Se rebelan duhaldistas por crítica de Pichetto a Scioli

Política

Miguel Pichetto deberá enfrentar esta semana una rebelión en el bloque peronista del Senado por sus declaraciones refutando la idea de Daniel Scioli de abogar por una campaña sin agravios. Los pocos duhaldistas que residen en las bancas del Senado, como Mabel Müller, pidieron explicaciones a Pichetto de por qué al mismo tiempo que representa la bancada opina en una interna partidaria que si ni siquiera se trata de su propia provincia. Incluso, recordaron, algunos ministros del gabinete nacional, como ayer Aníbal Fernández y Alberto Fernández, fueron más comprensivos con la propuesta de Scioli que el propio Pichetto y se alejaron rechazando las denuncias de Luis D'Elía sobre Eduardo Duhalde, las que el vicepresidente también había rechazado. José Pampuro, al igual que los Fernández, se puso también duro contra D'Elía.

Pichetto
pareció competir siempre con José María Díaz Bancalari en ganarse la cercanía y confianza de Néstor Kirchner, posición en la que definitivamente ganó cuando el ex jefe del bloque de Diputados cayó en desgracia al quedarse en la incómoda posición de tener que reivindicar su lealtad a Duhalde e integrar la lista junto con su esposa Chiche.

• Exceso

Nadie se sorprende ya de las diarias y fervorosas declaraciones de Pichetto en defensa del «proyecto de país de Kirchner». Pero esta vez, al atacar a Scioli, se consideró en el Congreso que se le fue la mano.
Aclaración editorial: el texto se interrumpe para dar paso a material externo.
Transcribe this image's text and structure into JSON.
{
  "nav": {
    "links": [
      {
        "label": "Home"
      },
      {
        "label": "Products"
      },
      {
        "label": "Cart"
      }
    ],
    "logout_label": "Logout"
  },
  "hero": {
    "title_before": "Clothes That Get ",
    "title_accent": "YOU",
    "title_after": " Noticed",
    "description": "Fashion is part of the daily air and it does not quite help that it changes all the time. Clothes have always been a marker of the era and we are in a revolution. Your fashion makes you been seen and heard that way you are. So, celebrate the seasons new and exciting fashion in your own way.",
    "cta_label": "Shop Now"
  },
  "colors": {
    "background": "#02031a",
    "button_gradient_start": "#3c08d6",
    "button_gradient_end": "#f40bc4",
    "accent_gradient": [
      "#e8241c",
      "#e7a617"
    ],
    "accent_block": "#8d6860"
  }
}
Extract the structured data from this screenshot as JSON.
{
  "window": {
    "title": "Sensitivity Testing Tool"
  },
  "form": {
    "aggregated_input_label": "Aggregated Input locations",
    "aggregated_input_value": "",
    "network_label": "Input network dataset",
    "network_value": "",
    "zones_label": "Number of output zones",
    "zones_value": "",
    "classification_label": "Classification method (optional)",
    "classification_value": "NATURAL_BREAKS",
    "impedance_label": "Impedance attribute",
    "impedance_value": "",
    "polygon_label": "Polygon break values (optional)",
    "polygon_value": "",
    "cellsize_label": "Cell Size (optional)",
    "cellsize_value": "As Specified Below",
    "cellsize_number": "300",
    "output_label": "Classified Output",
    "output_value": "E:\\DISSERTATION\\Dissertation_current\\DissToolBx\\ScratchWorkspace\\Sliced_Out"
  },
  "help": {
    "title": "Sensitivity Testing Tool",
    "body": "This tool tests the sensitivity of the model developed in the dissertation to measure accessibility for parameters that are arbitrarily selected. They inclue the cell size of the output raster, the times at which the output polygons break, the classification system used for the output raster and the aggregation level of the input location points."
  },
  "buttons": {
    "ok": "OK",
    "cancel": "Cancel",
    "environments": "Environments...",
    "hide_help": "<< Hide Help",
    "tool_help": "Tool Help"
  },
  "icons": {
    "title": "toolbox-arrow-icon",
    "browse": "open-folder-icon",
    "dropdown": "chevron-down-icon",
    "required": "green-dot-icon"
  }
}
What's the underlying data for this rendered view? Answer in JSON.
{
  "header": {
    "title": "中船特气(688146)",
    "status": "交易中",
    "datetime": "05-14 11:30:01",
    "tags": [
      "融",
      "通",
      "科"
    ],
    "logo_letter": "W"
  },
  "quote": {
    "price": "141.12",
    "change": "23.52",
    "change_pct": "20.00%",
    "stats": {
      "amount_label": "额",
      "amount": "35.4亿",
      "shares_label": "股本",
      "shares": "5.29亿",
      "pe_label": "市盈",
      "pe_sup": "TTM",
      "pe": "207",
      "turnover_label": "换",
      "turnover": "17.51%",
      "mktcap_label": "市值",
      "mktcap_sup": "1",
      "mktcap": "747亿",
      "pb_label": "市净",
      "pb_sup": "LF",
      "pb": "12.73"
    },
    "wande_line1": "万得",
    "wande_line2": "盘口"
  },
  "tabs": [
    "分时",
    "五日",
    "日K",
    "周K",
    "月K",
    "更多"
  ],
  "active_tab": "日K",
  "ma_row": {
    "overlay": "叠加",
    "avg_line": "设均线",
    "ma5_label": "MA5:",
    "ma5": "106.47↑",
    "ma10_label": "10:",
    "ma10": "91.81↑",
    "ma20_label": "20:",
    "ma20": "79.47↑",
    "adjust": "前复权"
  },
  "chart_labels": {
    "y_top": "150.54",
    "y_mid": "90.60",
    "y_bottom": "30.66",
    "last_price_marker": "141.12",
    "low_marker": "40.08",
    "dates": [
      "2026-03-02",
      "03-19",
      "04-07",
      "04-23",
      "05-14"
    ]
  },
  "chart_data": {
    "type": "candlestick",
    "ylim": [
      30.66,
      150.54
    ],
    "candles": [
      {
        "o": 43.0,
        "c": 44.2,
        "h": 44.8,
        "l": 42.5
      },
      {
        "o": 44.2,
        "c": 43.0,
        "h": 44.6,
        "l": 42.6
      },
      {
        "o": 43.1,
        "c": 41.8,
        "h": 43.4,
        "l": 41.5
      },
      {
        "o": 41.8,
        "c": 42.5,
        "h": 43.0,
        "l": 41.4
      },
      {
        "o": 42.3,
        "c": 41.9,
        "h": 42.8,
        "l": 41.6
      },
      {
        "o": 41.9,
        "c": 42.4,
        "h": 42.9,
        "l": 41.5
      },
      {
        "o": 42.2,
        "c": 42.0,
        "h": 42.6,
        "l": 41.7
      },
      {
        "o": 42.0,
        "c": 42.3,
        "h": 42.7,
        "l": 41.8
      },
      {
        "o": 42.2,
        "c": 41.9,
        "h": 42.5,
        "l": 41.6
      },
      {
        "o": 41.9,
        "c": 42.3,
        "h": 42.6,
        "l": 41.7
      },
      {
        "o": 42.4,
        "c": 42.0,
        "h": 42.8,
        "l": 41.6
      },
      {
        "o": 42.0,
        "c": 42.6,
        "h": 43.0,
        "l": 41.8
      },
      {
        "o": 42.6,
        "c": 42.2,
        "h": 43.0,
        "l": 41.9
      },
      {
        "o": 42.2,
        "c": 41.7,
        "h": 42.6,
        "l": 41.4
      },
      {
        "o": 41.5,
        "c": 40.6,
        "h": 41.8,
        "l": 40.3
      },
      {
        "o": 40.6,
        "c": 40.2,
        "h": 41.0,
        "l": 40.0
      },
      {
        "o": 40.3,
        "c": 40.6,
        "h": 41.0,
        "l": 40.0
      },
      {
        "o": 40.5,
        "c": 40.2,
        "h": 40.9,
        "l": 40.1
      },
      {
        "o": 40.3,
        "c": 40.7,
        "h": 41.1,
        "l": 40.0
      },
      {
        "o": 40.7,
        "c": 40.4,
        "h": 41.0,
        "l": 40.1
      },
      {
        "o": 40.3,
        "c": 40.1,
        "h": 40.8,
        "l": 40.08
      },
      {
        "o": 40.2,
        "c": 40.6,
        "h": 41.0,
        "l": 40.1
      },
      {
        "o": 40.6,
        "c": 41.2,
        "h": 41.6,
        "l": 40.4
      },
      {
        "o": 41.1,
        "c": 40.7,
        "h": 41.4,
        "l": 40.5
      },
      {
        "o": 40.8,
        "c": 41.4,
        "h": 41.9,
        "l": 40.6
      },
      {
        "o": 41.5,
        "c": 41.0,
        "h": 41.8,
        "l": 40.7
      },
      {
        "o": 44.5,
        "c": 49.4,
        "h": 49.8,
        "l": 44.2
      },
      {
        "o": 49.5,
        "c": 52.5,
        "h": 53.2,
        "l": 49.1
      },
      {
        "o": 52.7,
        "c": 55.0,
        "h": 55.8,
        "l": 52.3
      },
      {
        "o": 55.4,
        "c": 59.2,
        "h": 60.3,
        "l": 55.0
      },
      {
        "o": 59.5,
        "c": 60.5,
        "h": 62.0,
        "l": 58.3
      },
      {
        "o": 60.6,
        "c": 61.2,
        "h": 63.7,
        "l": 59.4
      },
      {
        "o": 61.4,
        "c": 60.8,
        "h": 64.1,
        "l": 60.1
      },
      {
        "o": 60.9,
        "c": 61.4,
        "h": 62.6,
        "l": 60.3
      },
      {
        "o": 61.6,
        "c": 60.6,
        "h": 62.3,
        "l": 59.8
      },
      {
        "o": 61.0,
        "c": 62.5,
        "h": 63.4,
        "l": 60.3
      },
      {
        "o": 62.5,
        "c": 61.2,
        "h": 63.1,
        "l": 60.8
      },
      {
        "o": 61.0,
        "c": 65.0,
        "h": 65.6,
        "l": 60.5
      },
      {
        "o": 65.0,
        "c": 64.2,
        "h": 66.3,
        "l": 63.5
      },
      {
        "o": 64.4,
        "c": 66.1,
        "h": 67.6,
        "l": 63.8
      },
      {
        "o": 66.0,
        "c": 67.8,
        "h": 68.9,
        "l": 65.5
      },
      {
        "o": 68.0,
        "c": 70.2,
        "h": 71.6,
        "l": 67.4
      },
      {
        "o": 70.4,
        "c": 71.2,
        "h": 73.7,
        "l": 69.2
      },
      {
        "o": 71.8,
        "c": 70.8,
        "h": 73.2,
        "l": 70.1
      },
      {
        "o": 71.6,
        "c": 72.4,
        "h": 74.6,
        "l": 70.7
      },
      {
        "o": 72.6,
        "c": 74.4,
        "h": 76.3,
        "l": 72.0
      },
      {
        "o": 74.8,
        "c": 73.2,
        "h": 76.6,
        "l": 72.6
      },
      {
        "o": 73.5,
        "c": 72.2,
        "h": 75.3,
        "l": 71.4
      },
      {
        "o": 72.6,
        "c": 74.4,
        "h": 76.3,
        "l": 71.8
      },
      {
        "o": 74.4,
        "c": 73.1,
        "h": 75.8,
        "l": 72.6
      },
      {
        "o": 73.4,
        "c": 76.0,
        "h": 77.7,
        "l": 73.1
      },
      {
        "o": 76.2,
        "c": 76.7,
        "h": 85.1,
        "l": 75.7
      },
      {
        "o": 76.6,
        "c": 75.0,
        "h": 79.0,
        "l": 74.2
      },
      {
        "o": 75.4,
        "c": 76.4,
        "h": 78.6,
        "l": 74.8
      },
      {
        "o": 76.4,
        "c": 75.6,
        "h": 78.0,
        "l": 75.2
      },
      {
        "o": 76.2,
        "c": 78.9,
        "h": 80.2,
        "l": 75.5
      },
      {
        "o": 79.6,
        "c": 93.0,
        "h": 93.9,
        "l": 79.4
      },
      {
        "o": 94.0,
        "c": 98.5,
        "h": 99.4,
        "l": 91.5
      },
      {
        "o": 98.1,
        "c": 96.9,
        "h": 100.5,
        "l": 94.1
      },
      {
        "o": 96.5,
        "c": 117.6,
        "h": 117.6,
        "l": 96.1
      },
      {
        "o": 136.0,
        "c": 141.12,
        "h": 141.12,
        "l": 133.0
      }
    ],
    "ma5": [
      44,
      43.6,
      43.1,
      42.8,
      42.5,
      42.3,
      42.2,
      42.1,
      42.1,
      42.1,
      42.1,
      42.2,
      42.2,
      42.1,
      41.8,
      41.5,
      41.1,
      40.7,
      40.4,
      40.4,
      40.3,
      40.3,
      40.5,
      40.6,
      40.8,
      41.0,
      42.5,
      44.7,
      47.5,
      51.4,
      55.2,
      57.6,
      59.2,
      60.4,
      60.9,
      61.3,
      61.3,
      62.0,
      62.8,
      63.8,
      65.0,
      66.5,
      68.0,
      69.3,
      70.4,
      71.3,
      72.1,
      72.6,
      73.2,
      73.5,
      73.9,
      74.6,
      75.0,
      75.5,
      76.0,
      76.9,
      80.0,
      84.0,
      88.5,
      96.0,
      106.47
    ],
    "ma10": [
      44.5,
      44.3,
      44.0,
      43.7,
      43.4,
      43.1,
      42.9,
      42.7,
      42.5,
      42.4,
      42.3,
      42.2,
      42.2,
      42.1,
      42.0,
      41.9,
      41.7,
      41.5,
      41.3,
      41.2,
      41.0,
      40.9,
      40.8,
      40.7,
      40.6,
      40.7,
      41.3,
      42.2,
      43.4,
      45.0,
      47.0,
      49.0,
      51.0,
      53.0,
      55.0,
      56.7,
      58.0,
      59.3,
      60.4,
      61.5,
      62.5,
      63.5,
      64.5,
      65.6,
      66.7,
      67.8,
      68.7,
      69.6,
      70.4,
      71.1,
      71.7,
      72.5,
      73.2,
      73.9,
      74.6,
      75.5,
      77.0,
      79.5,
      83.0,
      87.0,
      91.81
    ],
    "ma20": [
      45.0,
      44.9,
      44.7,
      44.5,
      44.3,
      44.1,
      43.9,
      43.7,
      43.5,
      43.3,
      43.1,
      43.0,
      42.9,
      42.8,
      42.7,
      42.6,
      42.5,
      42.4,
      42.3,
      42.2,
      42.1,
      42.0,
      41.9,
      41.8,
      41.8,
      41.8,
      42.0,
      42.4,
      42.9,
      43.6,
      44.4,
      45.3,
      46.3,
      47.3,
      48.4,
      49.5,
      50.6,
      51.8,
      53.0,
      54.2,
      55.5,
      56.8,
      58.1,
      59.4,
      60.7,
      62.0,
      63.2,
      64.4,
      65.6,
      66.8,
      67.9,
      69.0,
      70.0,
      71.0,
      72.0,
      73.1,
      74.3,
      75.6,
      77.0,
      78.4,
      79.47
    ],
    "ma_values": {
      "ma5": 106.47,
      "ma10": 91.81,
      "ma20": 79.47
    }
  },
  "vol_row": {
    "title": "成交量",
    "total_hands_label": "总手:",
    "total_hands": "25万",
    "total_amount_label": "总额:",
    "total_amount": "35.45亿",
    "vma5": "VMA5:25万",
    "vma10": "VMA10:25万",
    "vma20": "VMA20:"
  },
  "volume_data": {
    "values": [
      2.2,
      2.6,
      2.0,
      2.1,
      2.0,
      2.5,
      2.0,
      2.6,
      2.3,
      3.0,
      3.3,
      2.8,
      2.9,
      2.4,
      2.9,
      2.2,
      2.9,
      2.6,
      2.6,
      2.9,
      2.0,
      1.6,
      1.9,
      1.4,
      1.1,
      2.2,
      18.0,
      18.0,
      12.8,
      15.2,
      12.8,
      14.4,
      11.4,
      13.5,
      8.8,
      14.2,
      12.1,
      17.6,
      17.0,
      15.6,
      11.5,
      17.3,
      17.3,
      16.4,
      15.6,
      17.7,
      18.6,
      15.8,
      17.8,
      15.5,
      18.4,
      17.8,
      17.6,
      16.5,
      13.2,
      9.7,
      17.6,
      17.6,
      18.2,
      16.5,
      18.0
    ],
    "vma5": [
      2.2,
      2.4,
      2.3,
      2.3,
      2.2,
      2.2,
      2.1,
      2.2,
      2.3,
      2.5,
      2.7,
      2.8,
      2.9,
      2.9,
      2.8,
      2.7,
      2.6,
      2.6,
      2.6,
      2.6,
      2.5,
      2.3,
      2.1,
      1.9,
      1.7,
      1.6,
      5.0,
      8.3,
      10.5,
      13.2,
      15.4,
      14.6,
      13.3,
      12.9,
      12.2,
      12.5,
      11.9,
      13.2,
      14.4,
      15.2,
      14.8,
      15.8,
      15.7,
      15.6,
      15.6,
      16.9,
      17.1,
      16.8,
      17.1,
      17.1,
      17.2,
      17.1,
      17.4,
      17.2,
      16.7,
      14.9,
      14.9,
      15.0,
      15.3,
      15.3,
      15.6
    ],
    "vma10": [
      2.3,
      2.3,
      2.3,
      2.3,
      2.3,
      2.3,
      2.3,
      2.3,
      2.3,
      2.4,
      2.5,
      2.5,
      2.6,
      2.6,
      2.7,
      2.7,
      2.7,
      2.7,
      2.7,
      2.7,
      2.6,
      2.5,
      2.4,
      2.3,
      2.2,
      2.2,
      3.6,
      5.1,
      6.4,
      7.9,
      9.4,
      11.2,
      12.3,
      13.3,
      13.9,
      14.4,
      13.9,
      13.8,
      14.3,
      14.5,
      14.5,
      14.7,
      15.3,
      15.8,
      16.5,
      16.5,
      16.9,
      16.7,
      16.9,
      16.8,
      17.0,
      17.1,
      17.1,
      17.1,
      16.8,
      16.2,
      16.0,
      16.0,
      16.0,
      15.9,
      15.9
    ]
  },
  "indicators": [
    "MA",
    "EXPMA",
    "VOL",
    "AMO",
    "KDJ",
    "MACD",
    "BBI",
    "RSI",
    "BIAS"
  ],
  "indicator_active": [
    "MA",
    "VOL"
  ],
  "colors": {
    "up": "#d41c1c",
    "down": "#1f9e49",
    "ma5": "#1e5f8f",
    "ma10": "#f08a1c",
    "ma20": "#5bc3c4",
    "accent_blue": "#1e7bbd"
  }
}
Cuando el vicepresidente habló de una campaña sin agravios,
Pichetto, temeroso quizá de aparecer equívocamente en un Senado defensor de Duhalde, salió a replicar la posición: «Esas declaraciones no contribuyen, a 60 días de las elecciones, al interés del gobierno. Es como decir: 'No, esta campaña está mal planteada, yo voy a hacer otra cosa'. Creo que no contribuye a 60 días de las elecciones al interés del gobierno del que formamos parte y en el que estamos trabajando juntos», dijo sobre el vicepresidente; «el jefe de la campaña es el Presidente, y el estilo, la estrategia, los espacios de colisión, la definición de los adversarios, le corresponden al Presidente».

Por si era poco semejante defensa de los cruces verbales diarios por radio y televisión, Pichetto entró en terreno cenagoso: «Se registra un exceso de verbalización, de plantear siempre la autonomía, el librepensamiento».

Pocos minutos después, Scioli debía concurrir a la cena anual de la asociación Conciencia. Junto con él concurrirían los ministros Carlos Tomada y Daniel Filmus, Felipe Solá y Aníbal Ibarra.

En el momento en que
Scioli llegaba al hotel del evento, la agencia oficial «Télam» emitía un cable con las declaraciones de Pichetto y los autos de los funcionarios, Solá e Ibarra daban vuelta de regreso ante la orden presidencial de no concurrir. Sólo el vicepresidente representó al gobierno en ese evento y sabía que esto sería así cuando ingresó;minutos antes, Pichetto le había comunicado por teléfono que saldría a retrucarle su pedido de campaña sin agresión.

Pero ayer el gobierno flexibilizó esa posición y eligió para hacerlo al más mediático de sus ministros. Así,
Aníbal Fernández llenó las radios de la mañana con comentarios sobre Scioli como: «Eso me parece una locura. Lo que él dijo es una visión que yo comparto. Yo no agravio; yo cuando discuto política, discuto política y no tengo pelos en la lengua. En medio de una discusión se pueden decir cosas que no gusten y a lo mejor en el fragor de la discusión decir una cosa inconveniente. Habrá que tener la autoridad y la seriedad como para recular en chancletas y decir: ' Discúlpeme, me equivoqué'».